Unfortunately, it also reflects the same problematic frame for thinking about teacher preparation that the report argues contributes to poor preparation and teacher shortages.
So schools are looking for applicants everywhere they can — whether out of state or out of country — and wooing candidates earlier and quicker. Some are even asking prospective teachers to train on the job, hiring novices still studying for their teaching credentials, with little, if any, classroom experience.
This quotation from the article appears to suggest it’s a sign of a problem if schools are recruiting candidates earlier or if teachers are being trained on the job. (It also appears to confuse the distinction between emergency credentialed teachers, who have no preparation prior to teaching, and candidates in alternative preparation programs, who receiving both pre-service training and receive on-the-job support–and who research shows are no less effective than peers prepared through traditional programs.)

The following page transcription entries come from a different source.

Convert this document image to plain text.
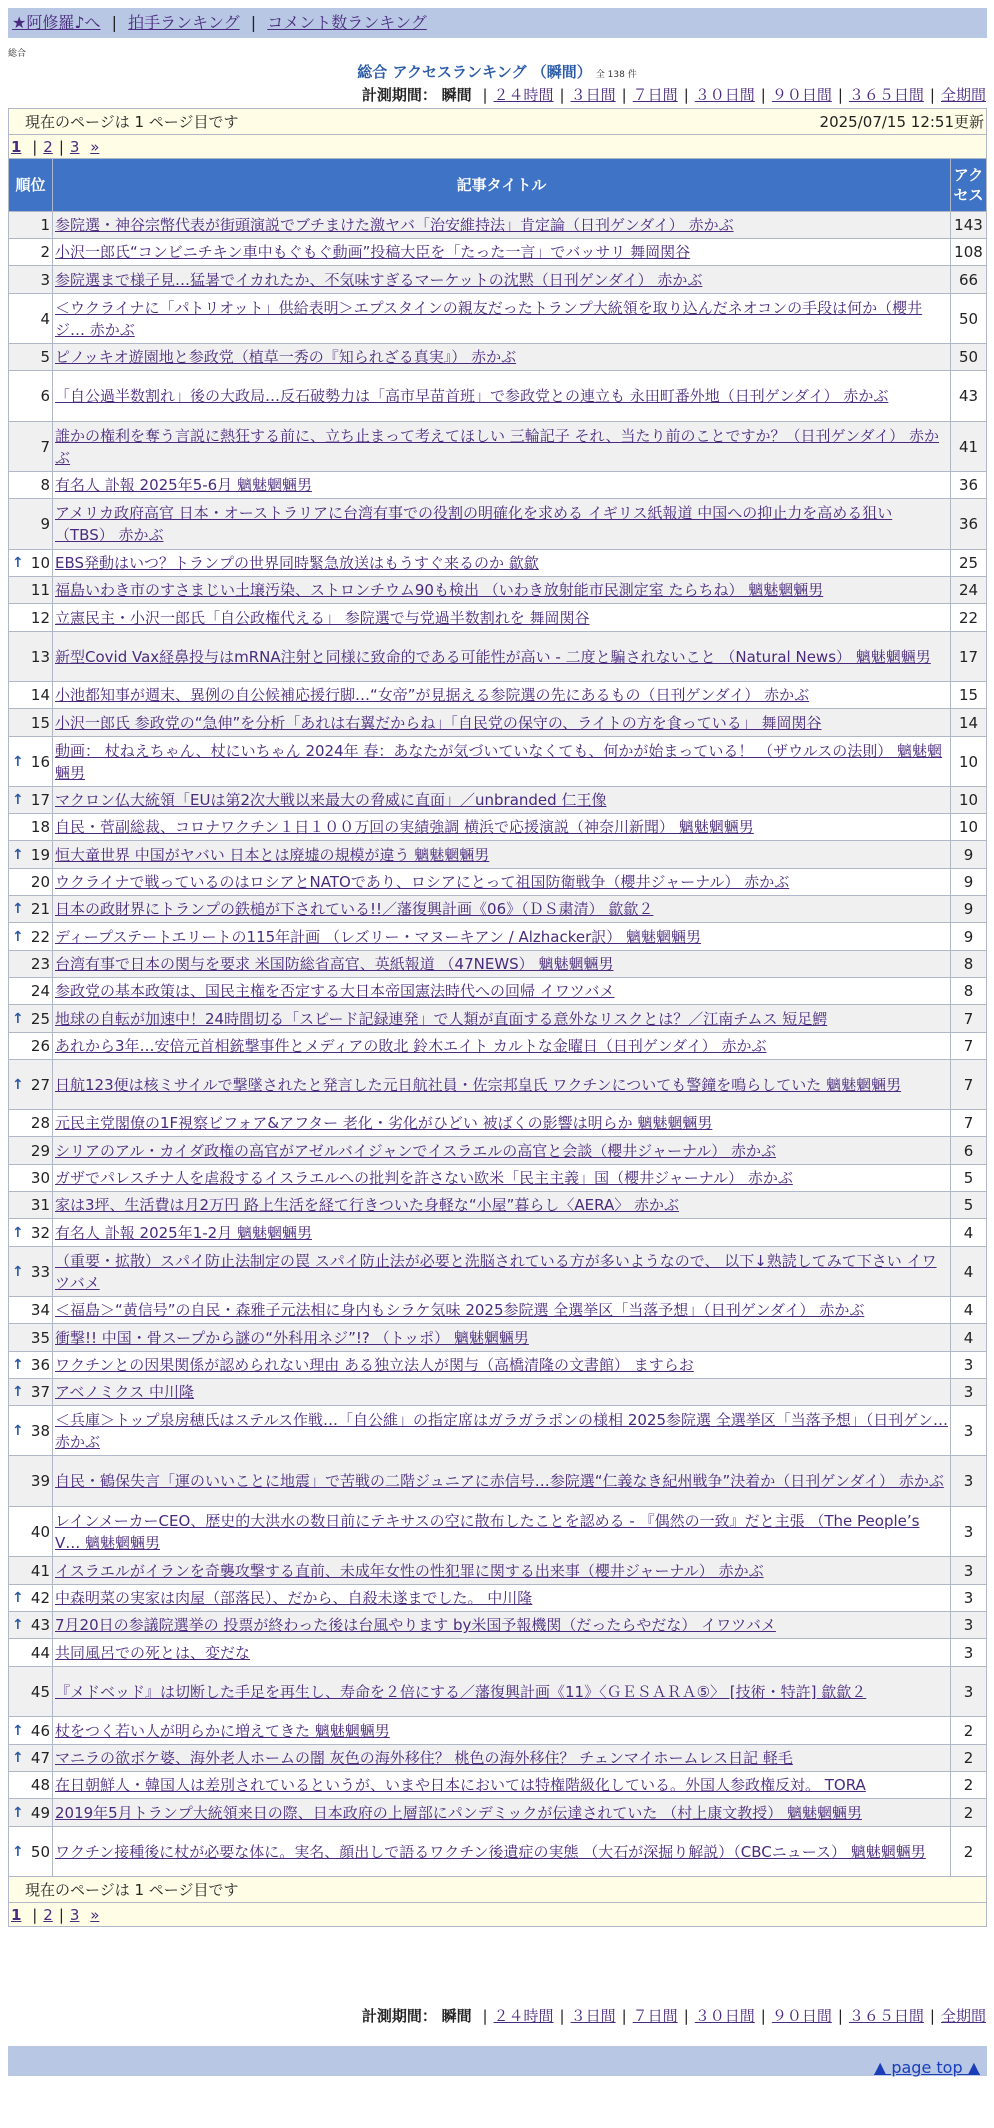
★阿修羅♪へ | 拍手ランキング | コメント数ランキング
総合
総合 アクセスランキング （瞬間） 全 138 件
計測期間： 瞬間 | ２４時間 | ３日間 | ７日間 | ３０日間 | ９０日間 | ３６５日間 | 全期間
現在のページは 1 ページ目です 2025/07/15 12:51更新		

1 | 2 | 3 »		
順位	記事タイトル	アクセス
1	参院選・神谷宗幣代表が街頭演説でブチまけた激ヤバ「治安維持法」肯定論（日刊ゲンダイ） 赤かぶ	143
2	小沢一郎氏“コンビニチキン車中もぐもぐ動画”投稿大臣を「たった一言」でバッサリ 舞岡関谷	108
3	参院選まで様子見…猛暑でイカれたか、不気味すぎるマーケットの沈黙（日刊ゲンダイ） 赤かぶ	66
4	＜ウクライナに「パトリオット」供給表明＞エプスタインの親友だったトランプ大統領を取り込んだネオコンの手段は何か（櫻井ジ… 赤かぶ	50
5	ピノッキオ遊園地と参政党（植草一秀の『知られざる真実』） 赤かぶ	50
6	「自公過半数割れ」後の大政局…反石破勢力は「高市早苗首班」で参政党との連立も 永田町番外地（日刊ゲンダイ） 赤かぶ	43
7	誰かの権利を奪う言説に熱狂する前に、立ち止まって考えてほしい 三輪記子 それ、当たり前のことですか？（日刊ゲンダイ） 赤かぶ	41
8	有名人 訃報 2025年5-6月 魑魅魍魎男	36
9	アメリカ政府高官 日本・オーストラリアに台湾有事での役割の明確化を求める イギリス紙報道 中国への抑止力を高める狙い（TBS） 赤かぶ	36

↑ 10	EBS発動はいつ？トランプの世界同時緊急放送はもうすぐ来るのか 歙歙	25
11	福島いわき市のすさまじい土壌汚染、ストロンチウム90も検出 （いわき放射能市民測定室 たらちね） 魑魅魍魎男	24
12	立憲民主・小沢一郎氏「自公政権代える」 参院選で与党過半数割れを 舞岡関谷	22
13	新型Covid Vax経鼻投与はmRNA注射と同様に致命的である可能性が高い - 二度と騙されないこと （Natural News） 魑魅魍魎男	17
14	小池都知事が週末、異例の自公候補応援行脚…“女帝”が見据える参院選の先にあるもの（日刊ゲンダイ） 赤かぶ	15
15	小沢一郎氏 参政党の“急伸”を分析「あれは右翼だからね」「自民党の保守の、ライトの方を食っている」 舞岡関谷	14

↑ 16	動画： 杖ねえちゃん、杖にいちゃん 2024年 春：あなたが気づいていなくても、何かが始まっている！ （ザウルスの法則） 魑魅魍魎男	10

↑ 17	マクロン仏大統領「EUは第2次大戦以来最大の脅威に直面」／unbranded 仁王像	10
18	自民・菅副総裁、コロナワクチン１日１００万回の実績強調 横浜で応援演説（神奈川新聞） 魑魅魍魎男	10

↑ 19	恒大童世界 中国がヤバい 日本とは廃墟の規模が違う 魑魅魍魎男	9
20	ウクライナで戦っているのはロシアとNATOであり、ロシアにとって祖国防衛戦争（櫻井ジャーナル） 赤かぶ	9

↑ 21	日本の政財界にトランプの鉄槌が下されている!!／藩復興計画《06》（ＤＳ粛清） 歙歙２	9

↑ 22	ディープステートエリートの115年計画 （レズリー・マヌーキアン / Alzhacker訳） 魑魅魍魎男	9
23	台湾有事で日本の関与を要求 米国防総省高官、英紙報道 （47NEWS） 魑魅魍魎男	8
24	参政党の基本政策は、国民主権を否定する大日本帝国憲法時代への回帰 イワツバメ	8

↑ 25	地球の自転が加速中！24時間切る「スピード記録連発」で人類が直面する意外なリスクとは？／江南チムス 短足鰐	7
26	あれから3年…安倍元首相銃撃事件とメディアの敗北 鈴木エイト カルトな金曜日（日刊ゲンダイ） 赤かぶ	7

↑ 27	日航123便は核ミサイルで撃墜されたと発言した元日航社員・佐宗邦皇氏 ワクチンについても警鐘を鳴らしていた 魑魅魍魎男	7
28	元民主党閣僚の1F視察ビフォア&アフター 老化・劣化がひどい 被ばくの影響は明らか 魑魅魍魎男	7
29	シリアのアル・カイダ政権の高官がアゼルバイジャンでイスラエルの高官と会談（櫻井ジャーナル） 赤かぶ	6
30	ガザでパレスチナ人を虐殺するイスラエルへの批判を許さない欧米「民主主義」国（櫻井ジャーナル） 赤かぶ	5
31	家は3坪、生活費は月2万円 路上生活を経て行きついた身軽な“小屋”暮らし〈AERA〉 赤かぶ	5

↑ 32	有名人 訃報 2025年1-2月 魑魅魍魎男	4

↑ 33	（重要・拡散）スパイ防止法制定の罠 スパイ防止法が必要と洗脳されている方が多いようなので、 以下↓熟読してみて下さい イワツバメ	4
34	＜福島＞“黄信号”の自民・森雅子元法相に身内もシラケ気味 2025参院選 全選挙区「当落予想」（日刊ゲンダイ） 赤かぶ	4
35	衝撃!! 中国・骨スープから謎の“外科用ネジ”!? （トッポ） 魑魅魍魎男	4

↑ 36	ワクチンとの因果関係が認められない理由 ある独立法人が関与（高橋清隆の文書館） ますらお	3

↑ 37	アベノミクス 中川隆	3

↑ 38	＜兵庫＞トップ泉房穂氏はステルス作戦…「自公維」の指定席はガラガラポンの様相 2025参院選 全選挙区「当落予想」（日刊ゲン… 赤かぶ	3
39	自民・鶴保失言「運のいいことに地震」で苦戦の二階ジュニアに赤信号…参院選“仁義なき紀州戦争”決着か（日刊ゲンダイ） 赤かぶ	3
40	レインメーカーCEO、歴史的大洪水の数日前にテキサスの空に散布したことを認める - 『偶然の一致』だと主張 （The People’s V… 魑魅魍魎男	3
41	イスラエルがイランを奇襲攻撃する直前、未成年女性の性犯罪に関する出来事（櫻井ジャーナル） 赤かぶ	3

↑ 42	中森明菜の実家は肉屋（部落民）、だから、自殺未遂までした。 中川隆	3

↑ 43	7月20日の参議院選挙の 投票が終わった後は台風やります by米国予報機関（だったらやだな） イワツバメ	3
44	共同風呂での死とは、変だな	3
45	『メドベッド』は切断した手足を再生し、寿命を２倍にする／藩復興計画《11》〈ＧＥＳＡＲＡ⑤〉 [技術・特許] 歙歙２	3

↑ 46	杖をつく若い人が明らかに増えてきた 魑魅魍魎男	2

↑ 47	マニラの欲ボケ婆、海外老人ホームの闇 灰色の海外移住？ 桃色の海外移住？ チェンマイホームレス日記 軽毛	2
48	在日朝鮮人・韓国人は差別されているというが、いまや日本においては特権階級化している。外国人参政権反対。 TORA	2

↑ 49	2019年5月トランプ大統領来日の際、日本政府の上層部にパンデミックが伝達されていた （村上康文教授） 魑魅魍魎男	2

↑ 50	ワクチン接種後に杖が必要な体に。実名、顔出しで語るワクチン後遺症の実態 （大石が深掘り解説）（CBCニュース） 魑魅魍魎男	2
現在のページは 1 ページ目です		
1 | 2 | 3 »		
計測期間： 瞬間 | ２４時間 | ３日間 | ７日間 | ３０日間 | ９０日間 | ３６５日間 | 全期間
▲ page top ▲
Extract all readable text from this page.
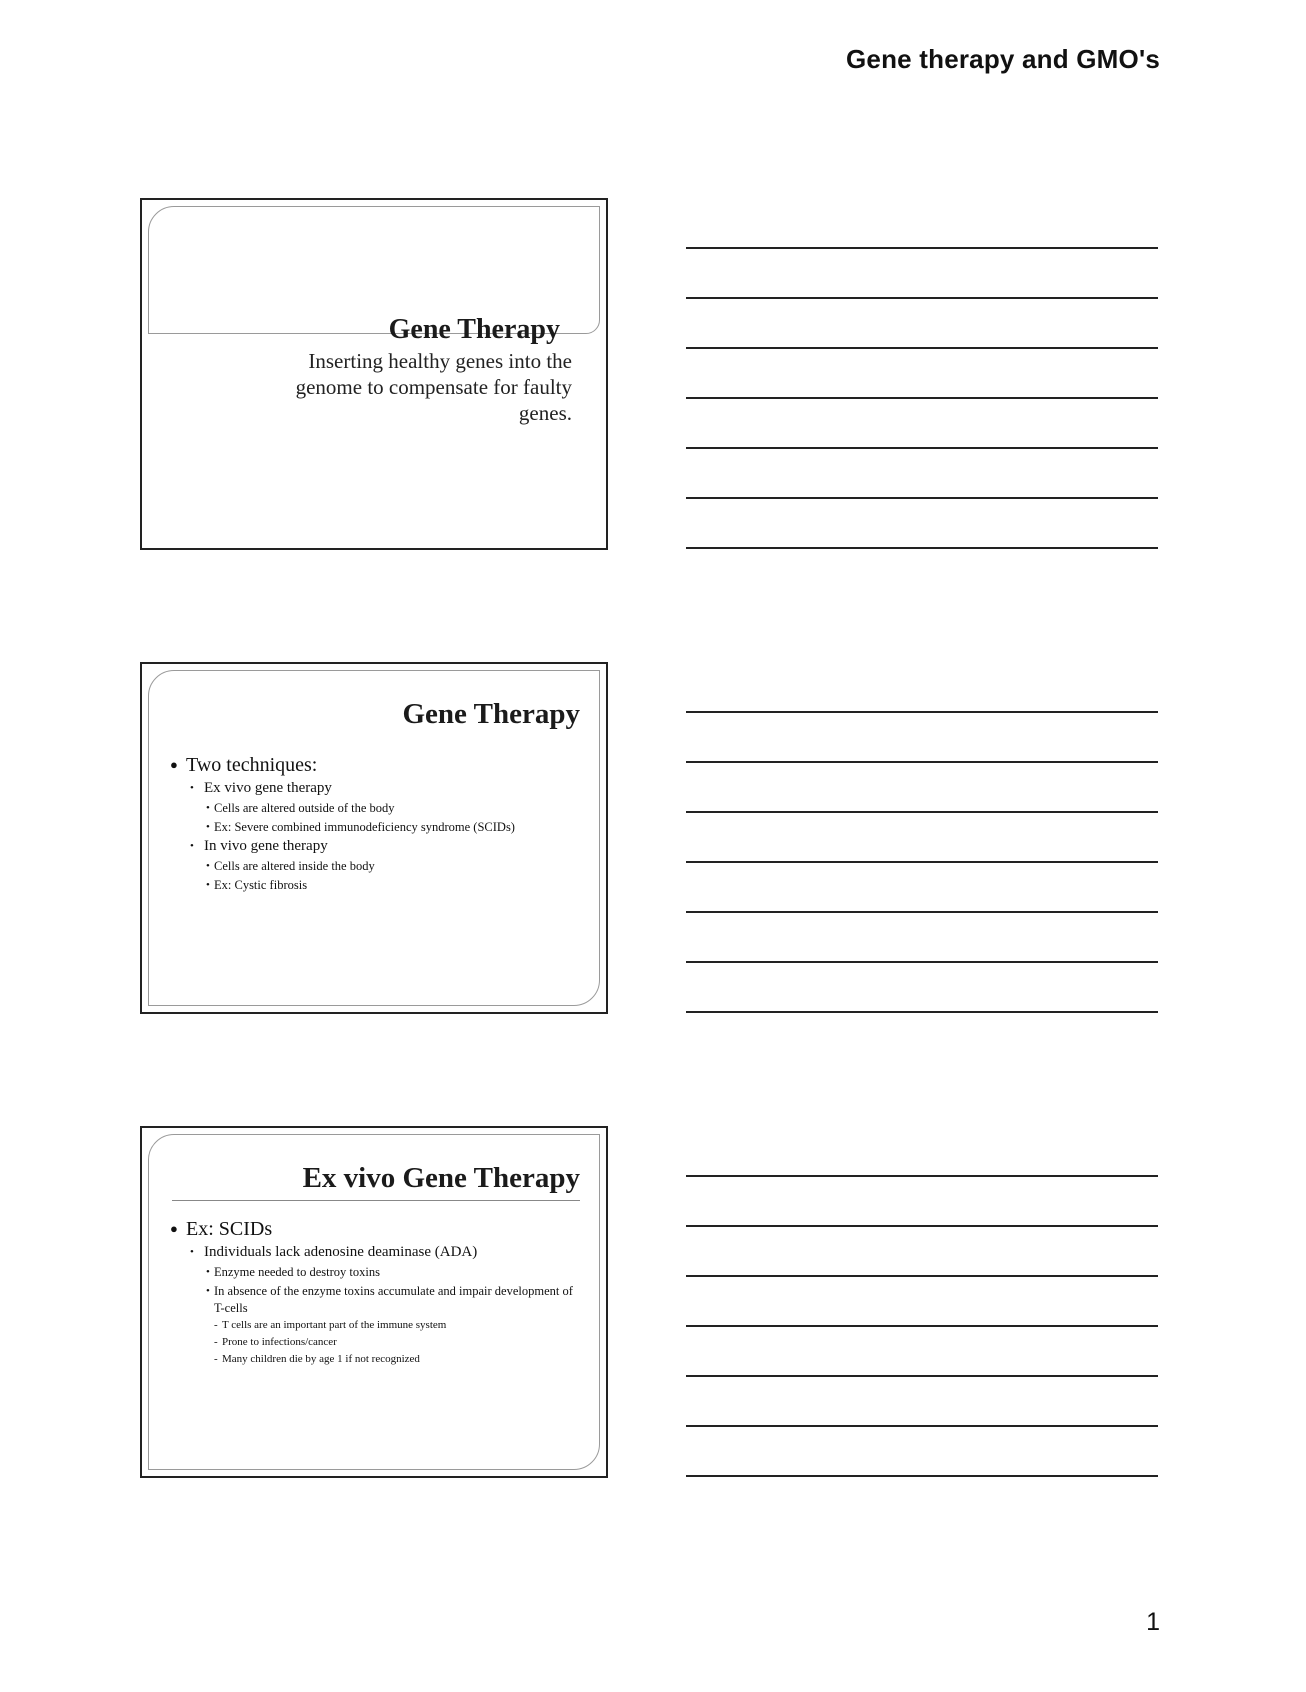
Gene therapy and GMO's
Gene Therapy
Inserting healthy genes into the genome to compensate for faulty genes.
Gene Therapy
● Two techniques:
• Ex vivo gene therapy
• Cells are altered outside of the body
• Ex: Severe combined immunodeficiency syndrome (SCIDs)
• In vivo gene therapy
• Cells are altered inside the body
• Ex: Cystic fibrosis
Ex vivo Gene Therapy
● Ex: SCIDs
• Individuals lack adenosine deaminase (ADA)
• Enzyme needed to destroy toxins
• In absence of the enzyme toxins accumulate and impair development of T-cells
- T cells are an important part of the immune system
- Prone to infections/cancer
- Many children die by age 1 if not recognized
1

We would argue the opposite: To fix teacher shortages and improve the quality of preparation, we need schools and districts to play a more active role in recruiting and preparing prospective teachers, and more opportunities for prospective and novice teachers to get high-quality on-the-job training that roots preparation in the realities of practice and supports newbies in their challenging first years on the job. This can take the form of more robust university-district partnerships and higher quality clinical experiences in traditional preparation programs, residency models, or alternative preparation programs that include both high-quality pre-service learning and on-the-job support.
But as long as we think about preparation as the sole responsibility of candidates and higher education institutions–in which districts or schools have little role to play–we’re ill-positioned either to address teacher shortages or to improve the quality of preparation.